Date of Degree
PhD (Doctor of Philosophy)
Robert E. Yager
There has been much attention about improving the skills and abilities of students in Science. One critical factor is the quality of teacher education programs for preparing science teachers. There has been little research and much debate about what constitutes an effective science teacher education program. Teacher beliefs are thought to be important factors which influence how science teachers teach. This is a three year longitudinal study which explores changes in twelve teachers using a mixed method design. Semi-structured interviews were used to explore the beliefs about teaching, learning, and the Nature of Science. Four cohorts of teachers represented the different critical stages of the teaching continuum. Two cohorts of teachers represented entry and exit stages of preservice education. The other two cohorts represented teachers who taught less than four years and more than four years in the classroom. Classroom observations and self-reported surveys were gathered.
The major outcomes of this research include:
1) Teacher beliefs about teaching and learning shift towards being more student-centered during their preservice education;
2) Despite previous reports that most graduates revert to teacher-centered beliefs in the first years of teaching, the beliefs of Iowa preservice teacher beliefs, remained similar to their previous student-centered beliefs
3) Teacher beliefs about the Nature of Science, which were initially represented as a socially constructed entity, became less frequent as teachers progress through the teaching continuum from preservice to inservice teachers;
4) Student-centered beliefs about teaching and learning, derived from teacher interviews, are correlated with classroom observations and self-reported surveys of instructional strategies.
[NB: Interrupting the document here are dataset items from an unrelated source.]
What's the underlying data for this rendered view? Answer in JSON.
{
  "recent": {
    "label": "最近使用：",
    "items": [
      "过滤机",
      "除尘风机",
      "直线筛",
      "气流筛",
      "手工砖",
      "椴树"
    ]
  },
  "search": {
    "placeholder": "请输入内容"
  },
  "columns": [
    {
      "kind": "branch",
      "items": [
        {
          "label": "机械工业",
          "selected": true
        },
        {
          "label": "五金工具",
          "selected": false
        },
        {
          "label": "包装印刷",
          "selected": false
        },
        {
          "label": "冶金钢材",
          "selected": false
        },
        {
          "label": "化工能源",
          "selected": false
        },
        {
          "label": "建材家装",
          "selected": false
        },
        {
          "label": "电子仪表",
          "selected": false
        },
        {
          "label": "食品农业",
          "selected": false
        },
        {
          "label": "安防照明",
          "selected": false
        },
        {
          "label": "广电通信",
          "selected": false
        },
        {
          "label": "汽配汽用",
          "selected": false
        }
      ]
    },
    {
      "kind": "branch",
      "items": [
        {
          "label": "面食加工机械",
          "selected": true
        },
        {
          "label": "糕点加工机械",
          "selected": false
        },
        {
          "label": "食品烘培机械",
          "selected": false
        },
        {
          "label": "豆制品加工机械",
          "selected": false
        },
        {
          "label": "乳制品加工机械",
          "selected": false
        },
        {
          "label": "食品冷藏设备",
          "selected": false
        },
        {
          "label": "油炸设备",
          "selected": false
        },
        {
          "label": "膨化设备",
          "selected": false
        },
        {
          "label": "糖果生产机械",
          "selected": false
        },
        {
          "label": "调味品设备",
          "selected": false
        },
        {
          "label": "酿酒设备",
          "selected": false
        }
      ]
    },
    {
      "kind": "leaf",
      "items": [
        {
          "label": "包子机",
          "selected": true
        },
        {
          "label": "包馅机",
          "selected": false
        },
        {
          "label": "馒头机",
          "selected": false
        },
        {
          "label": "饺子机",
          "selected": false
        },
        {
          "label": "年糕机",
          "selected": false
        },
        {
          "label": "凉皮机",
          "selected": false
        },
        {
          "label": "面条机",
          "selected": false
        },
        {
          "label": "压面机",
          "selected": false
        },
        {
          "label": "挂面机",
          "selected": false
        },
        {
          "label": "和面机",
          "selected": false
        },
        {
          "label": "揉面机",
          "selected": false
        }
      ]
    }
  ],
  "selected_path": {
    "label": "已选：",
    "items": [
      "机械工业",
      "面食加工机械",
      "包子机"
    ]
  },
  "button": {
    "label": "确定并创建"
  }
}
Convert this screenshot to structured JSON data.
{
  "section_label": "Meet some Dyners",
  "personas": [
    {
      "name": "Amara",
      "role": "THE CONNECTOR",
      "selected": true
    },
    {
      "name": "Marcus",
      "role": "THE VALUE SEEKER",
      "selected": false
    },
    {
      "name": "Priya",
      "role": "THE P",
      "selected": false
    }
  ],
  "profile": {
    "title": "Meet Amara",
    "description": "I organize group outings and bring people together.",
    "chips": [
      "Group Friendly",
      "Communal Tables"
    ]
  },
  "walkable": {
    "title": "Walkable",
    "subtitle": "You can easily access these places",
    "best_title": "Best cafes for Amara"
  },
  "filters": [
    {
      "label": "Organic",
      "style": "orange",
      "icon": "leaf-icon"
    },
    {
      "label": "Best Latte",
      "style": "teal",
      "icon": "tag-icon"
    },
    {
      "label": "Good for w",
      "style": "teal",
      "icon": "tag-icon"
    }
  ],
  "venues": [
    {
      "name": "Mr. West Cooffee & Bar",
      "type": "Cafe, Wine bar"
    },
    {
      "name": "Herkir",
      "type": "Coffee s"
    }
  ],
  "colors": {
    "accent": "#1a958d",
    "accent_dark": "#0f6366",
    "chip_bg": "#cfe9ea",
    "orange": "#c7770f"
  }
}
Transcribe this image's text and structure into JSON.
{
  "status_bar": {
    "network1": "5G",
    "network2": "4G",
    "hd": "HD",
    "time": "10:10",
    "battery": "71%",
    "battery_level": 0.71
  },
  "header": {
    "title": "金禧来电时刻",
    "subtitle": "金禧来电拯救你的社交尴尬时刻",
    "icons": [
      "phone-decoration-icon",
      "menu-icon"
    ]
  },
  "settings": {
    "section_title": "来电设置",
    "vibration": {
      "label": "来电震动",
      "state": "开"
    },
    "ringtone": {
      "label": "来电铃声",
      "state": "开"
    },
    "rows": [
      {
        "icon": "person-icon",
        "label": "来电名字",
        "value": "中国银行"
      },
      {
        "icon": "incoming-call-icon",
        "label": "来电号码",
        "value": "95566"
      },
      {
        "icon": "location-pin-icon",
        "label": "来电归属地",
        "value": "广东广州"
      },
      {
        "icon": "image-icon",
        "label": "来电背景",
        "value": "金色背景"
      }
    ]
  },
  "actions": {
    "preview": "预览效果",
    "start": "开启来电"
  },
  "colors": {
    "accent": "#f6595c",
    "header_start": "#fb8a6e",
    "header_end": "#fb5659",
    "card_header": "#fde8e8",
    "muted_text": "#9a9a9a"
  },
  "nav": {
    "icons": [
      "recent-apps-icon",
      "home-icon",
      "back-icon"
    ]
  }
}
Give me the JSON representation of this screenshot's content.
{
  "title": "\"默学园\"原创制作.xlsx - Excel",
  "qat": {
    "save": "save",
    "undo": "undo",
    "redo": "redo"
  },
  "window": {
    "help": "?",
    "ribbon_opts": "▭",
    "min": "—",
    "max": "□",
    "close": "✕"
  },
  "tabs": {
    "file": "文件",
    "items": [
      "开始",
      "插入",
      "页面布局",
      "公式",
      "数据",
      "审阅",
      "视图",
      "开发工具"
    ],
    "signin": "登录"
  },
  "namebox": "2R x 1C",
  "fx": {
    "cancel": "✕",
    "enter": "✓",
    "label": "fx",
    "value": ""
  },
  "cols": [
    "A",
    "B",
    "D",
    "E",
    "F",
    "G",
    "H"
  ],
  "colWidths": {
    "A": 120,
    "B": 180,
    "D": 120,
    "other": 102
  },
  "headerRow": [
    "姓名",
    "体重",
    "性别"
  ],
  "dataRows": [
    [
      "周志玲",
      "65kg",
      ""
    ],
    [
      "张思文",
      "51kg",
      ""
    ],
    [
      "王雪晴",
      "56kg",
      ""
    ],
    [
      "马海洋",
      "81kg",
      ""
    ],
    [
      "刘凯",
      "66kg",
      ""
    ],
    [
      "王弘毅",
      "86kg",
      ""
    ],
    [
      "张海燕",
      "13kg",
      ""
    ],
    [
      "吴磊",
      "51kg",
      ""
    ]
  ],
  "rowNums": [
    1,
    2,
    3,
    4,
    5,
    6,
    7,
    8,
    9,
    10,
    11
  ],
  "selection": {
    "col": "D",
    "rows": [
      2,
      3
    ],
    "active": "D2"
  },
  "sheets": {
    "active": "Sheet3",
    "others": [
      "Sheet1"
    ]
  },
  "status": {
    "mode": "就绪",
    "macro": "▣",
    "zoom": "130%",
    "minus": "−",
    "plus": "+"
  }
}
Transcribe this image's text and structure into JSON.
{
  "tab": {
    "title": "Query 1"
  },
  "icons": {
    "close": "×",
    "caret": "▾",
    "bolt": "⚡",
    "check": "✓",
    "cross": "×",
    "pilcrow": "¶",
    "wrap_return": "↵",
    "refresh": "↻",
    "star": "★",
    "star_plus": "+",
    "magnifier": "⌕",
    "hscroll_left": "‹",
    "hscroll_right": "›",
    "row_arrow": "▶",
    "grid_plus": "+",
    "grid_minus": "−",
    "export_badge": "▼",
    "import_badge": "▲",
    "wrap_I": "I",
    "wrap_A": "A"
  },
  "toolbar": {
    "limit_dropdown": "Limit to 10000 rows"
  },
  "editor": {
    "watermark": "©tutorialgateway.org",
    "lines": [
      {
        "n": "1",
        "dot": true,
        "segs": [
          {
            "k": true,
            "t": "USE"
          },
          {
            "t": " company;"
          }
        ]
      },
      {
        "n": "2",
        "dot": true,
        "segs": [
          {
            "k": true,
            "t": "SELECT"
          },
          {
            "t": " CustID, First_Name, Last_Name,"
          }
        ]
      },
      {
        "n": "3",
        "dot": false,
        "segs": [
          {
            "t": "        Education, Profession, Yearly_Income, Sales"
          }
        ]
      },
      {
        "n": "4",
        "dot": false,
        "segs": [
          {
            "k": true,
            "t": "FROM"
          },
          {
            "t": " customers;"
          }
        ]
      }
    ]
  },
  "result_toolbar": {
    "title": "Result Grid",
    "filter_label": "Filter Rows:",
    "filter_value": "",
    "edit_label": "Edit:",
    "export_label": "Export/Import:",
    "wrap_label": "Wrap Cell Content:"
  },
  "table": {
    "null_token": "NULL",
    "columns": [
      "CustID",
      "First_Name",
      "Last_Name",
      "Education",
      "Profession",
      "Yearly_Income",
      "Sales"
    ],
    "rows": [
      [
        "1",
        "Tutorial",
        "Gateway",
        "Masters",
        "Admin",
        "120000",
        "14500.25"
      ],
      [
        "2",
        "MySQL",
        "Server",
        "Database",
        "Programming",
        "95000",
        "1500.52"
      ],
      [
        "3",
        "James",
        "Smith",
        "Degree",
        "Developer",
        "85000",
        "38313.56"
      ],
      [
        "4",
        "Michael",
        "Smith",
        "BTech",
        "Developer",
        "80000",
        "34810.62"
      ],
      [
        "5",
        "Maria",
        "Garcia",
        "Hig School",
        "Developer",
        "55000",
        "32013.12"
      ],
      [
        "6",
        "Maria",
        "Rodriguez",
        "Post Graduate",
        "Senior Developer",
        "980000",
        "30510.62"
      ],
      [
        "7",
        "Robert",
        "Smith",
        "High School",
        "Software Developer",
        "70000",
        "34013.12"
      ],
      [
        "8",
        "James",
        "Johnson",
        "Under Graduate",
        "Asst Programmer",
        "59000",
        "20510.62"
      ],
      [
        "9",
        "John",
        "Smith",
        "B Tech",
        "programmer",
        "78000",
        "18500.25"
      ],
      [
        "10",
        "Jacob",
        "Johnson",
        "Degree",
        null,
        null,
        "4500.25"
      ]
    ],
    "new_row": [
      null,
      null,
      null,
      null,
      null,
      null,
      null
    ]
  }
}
The findings from this study shed light on understandings concerning the evolution of teacher beliefs. Factors effecting teacher beliefs include college preparatory education programs, school communities, and the individual teachers themselves. There is a need to continue explorations of how these factors are interrelated, as well as how to influence and sustain the development of reformed-based beliefs about teaching and learning in order to influence instructional practices.